Comme ailleurs en Chine, le gouvernement a établi dans le village Dong Shi Ma, à 30 kilomètres de Zhengzhou, en 2007, une "zone spéciale de reconstruction", sur laquelle sont en train d’être édifiés des gratte-ciels, accueillant des bureaux d’entreprises et des logements. Et depuis 2007, la famille Ren se bat pour que sa maison survive à l’urbanisation de son quartier.

"On ne la vendra jamais, même à un milliard yuan (150 millions d’euros)" jure Ren Jinling, le propriétaire de la maison au site d'information chinois Sina.

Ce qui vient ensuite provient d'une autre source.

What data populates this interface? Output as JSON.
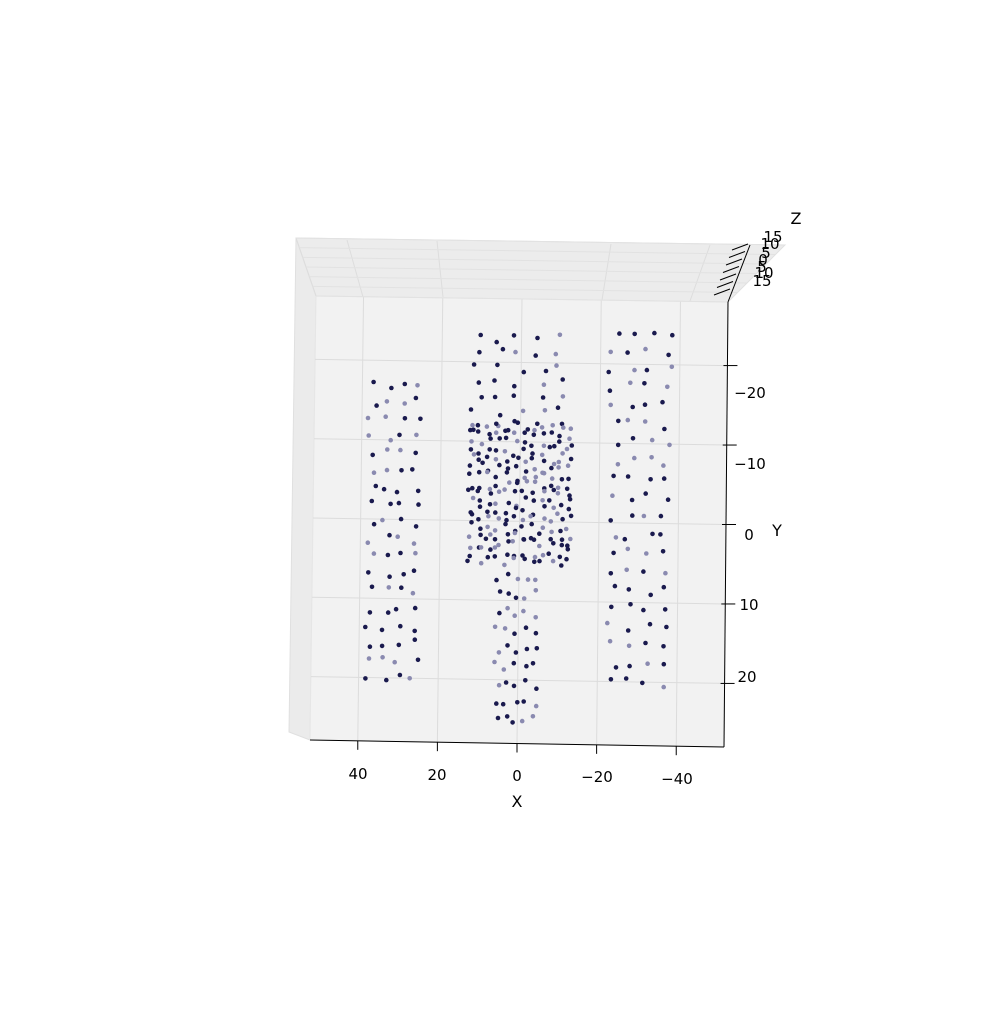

Il assure que la maison a été construite par l’un de ses ancêtres, membre de l’aristocratie chinoise et fonctionnaire impérial sous la dynastie Qing (1644-1912), la dernière à avoir régné sur l’Empire du Milieu. La maison, transmise dans la famille depuis une dizaine de générations, est un complexe résidentiel avec 48 chambres, ornée de bas-reliefs délicatement sculptés, de corniches de style Han et d’objets artistiques bien préservés.

Sur la plaque dorée pendue à l'entrée de la maison de la famille Ren, quatre caractères qui signifient "se consacrer à l'administration du pays". Photo d'un habitant à Zhengzhou postée sur weibo.

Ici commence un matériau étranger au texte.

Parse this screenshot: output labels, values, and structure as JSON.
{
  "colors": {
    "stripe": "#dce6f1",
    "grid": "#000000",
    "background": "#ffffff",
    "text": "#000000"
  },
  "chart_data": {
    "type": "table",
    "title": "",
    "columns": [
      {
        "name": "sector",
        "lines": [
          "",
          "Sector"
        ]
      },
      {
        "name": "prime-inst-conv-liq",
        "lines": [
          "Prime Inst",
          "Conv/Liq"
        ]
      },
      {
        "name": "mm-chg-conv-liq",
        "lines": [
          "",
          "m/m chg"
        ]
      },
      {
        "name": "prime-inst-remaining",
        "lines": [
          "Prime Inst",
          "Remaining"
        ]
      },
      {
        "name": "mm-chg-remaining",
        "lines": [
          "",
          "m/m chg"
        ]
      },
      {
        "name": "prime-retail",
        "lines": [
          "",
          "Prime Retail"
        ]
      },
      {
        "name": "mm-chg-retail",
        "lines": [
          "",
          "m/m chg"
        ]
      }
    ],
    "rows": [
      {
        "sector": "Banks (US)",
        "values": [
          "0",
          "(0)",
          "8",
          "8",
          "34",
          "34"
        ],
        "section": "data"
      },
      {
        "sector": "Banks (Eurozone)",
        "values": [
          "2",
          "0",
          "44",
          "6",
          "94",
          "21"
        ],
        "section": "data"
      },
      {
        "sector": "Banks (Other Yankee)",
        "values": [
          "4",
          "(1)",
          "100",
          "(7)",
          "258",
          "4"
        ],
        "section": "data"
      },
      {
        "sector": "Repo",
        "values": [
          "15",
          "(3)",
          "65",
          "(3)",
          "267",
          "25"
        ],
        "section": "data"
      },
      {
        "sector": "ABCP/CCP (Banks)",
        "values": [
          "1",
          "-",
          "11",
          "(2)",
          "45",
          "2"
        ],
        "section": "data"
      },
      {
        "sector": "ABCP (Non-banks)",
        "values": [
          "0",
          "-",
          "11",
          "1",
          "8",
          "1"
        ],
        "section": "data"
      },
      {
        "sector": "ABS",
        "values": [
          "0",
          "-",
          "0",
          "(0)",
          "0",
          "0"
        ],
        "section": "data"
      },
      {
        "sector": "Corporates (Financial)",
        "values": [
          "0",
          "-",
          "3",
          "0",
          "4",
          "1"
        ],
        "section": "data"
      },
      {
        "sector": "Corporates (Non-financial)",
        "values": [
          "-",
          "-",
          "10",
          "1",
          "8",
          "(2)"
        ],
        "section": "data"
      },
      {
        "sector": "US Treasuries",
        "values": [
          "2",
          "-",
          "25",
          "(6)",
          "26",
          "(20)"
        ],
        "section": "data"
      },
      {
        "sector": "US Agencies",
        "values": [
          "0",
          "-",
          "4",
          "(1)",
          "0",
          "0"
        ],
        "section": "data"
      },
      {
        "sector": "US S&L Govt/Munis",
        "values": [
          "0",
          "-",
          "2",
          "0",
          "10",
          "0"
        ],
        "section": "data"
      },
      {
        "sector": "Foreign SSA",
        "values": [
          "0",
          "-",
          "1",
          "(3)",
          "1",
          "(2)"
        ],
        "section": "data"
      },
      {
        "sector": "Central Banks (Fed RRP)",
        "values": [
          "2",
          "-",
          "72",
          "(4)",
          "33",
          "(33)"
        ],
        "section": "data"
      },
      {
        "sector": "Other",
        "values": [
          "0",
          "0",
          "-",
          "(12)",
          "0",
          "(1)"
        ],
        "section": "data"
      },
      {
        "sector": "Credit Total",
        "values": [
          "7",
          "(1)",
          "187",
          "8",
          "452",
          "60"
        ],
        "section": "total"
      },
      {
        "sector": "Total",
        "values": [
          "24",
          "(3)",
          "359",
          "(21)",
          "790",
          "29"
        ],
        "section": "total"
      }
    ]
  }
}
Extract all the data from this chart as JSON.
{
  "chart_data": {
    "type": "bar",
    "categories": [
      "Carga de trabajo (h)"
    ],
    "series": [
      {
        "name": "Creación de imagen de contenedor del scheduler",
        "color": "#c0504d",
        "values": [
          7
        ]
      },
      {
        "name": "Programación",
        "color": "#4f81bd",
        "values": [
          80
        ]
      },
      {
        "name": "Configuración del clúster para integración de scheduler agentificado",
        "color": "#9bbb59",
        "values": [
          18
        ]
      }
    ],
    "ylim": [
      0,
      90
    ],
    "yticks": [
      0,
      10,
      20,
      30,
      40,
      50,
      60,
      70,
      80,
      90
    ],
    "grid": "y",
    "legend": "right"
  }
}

Des bas-reliefs bien sculptés dans la maison des Ren. Photo d'un habitant postée sur weibo.

En 2009, la maison des Ren a été classée au "patrimoine municipal de Zhengzhou", ce qui, selon la loi chinoise de la protection de patrimoine, la place sous la protection de la ville. Ce statut oblige le gouvernement local de Zhengzhou à aider financièrement les propriétaires des résidences classées, s’ils n’ont pas les moyens de payer les rénovations. Pourtant, selon notre Observatrice, qui connaît bien la famille Ren, cette dernière n’a jamais reçu de financement et aurait même subi de longues périodes sans eau ni électricité. Des coupures visant à faire pression sur la famille pour la forcer à quitter les lieux. Ils ont également été deux fois convoqués au tribunal pour "résistance".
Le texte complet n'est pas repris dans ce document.